Science and Research Content

College publishers awarded favourable ruling in copyright infringement suit -

Publishers John Wiley & Sons, Inc., McGraw-Hill Education, Pearson Education, Inc. and Cengage Learning, Inc. have announced a favorable ruling and damages award in a copyright infringement case against two online booksellers - Jun Liao and Zhengshu Gu. The publishers' lawsuit alleged that Liao and Gu engaged in the illegal importation, promotion and sale within the US of foreign edition textbooks manufactured by the publishers for distribution only in certain overseas territories.

The summary judgment in favour of the publishers includes an award of over $125,000 in statutory damages and permanently enjoins the defendants from further infringing the publishers' copyrights. This lawsuit demonstrates the publishers' ongoing commitment to combatting illegal importation of restricted foreign editions, which unlawful importation infringes the publishers' copyrights and trademarks, cheats authors of their due compensation for their efforts, and stifles creativity and innovation.
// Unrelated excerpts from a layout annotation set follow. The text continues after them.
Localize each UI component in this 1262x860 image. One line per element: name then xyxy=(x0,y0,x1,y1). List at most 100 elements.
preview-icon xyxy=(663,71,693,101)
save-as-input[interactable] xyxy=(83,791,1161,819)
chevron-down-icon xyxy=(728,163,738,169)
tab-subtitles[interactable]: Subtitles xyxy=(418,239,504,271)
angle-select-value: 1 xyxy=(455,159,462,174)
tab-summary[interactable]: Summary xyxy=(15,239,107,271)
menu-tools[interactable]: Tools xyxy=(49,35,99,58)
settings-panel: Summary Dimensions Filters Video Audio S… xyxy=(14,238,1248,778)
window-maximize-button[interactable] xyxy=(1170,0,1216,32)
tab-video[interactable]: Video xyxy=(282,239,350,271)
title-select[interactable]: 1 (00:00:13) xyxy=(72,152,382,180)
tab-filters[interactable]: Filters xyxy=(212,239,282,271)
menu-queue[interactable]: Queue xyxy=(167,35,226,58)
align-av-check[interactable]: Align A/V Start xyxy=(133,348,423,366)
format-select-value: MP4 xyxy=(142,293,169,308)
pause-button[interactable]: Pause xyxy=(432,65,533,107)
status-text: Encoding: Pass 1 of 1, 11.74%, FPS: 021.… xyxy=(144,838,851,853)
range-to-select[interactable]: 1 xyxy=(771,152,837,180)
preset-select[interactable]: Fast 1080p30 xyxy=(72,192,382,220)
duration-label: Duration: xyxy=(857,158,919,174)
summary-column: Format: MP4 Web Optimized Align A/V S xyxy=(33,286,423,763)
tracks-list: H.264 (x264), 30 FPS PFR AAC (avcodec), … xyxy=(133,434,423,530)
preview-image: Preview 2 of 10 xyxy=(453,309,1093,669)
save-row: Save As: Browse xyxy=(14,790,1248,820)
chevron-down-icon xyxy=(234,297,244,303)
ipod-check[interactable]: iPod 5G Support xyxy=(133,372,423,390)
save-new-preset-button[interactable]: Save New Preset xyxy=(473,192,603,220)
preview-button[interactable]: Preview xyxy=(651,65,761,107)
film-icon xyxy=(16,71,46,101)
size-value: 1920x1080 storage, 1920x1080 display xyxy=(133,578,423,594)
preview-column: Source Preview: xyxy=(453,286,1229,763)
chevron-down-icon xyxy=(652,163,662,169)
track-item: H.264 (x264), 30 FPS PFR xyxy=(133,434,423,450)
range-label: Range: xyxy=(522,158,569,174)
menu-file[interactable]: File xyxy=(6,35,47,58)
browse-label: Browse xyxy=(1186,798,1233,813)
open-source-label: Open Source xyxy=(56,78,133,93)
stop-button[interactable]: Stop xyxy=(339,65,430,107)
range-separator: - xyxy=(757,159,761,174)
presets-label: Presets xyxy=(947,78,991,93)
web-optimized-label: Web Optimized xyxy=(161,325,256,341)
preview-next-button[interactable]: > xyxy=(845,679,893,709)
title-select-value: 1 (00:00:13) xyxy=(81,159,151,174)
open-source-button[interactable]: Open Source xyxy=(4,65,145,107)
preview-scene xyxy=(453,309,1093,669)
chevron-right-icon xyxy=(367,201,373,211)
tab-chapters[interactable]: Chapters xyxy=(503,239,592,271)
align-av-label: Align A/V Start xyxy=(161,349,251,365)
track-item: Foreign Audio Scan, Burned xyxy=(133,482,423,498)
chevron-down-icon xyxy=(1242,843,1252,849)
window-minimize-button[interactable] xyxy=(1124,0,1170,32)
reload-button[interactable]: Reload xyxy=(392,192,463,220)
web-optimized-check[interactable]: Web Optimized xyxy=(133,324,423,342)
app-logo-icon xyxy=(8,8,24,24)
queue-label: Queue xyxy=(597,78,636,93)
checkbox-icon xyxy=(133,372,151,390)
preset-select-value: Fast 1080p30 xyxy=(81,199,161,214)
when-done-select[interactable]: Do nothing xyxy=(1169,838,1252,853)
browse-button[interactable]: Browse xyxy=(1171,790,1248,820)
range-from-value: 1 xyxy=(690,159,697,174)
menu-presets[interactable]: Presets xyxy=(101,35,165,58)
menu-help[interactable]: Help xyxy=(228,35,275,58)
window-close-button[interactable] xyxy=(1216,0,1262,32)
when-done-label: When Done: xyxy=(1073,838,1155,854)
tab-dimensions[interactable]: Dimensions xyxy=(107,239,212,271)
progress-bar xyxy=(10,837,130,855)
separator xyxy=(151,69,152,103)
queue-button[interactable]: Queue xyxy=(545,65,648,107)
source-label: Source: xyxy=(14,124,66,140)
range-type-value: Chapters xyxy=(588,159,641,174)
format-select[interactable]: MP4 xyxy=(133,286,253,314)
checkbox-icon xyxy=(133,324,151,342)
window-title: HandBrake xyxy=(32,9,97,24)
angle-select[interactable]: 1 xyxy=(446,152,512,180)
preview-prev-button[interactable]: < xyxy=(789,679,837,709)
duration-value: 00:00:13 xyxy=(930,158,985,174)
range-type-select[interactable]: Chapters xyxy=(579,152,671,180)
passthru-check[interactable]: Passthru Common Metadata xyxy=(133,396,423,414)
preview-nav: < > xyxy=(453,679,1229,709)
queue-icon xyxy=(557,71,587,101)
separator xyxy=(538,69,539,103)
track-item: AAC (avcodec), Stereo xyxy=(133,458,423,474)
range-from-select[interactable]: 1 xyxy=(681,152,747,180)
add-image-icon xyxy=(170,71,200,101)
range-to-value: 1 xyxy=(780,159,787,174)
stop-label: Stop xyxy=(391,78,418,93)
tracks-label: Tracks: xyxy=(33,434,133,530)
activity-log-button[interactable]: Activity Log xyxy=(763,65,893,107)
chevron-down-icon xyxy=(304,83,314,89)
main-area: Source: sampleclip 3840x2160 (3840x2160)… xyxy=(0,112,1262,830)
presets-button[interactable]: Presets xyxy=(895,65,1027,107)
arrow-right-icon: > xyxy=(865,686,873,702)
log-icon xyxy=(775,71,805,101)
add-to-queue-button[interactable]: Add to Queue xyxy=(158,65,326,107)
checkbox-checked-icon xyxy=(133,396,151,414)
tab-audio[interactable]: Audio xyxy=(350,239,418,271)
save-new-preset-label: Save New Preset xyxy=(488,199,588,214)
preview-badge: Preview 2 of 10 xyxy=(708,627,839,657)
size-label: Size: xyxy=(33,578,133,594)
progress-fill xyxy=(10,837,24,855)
In a similar move, in April 2008, publishers Oxford University Press, Cambridge University Press and SAGE Publications, supported by the Association of American Publishers (AAP), filed a lawsuit in the Atlanta federal court to stop widespread copyright infringement at Georgia State University (GSU). The publishers charged GSU officials for violating the law by systematically enabling professors to provide students with digital copies of copyrighted course readings published by the plaintiffs and several other publishers without authorisation.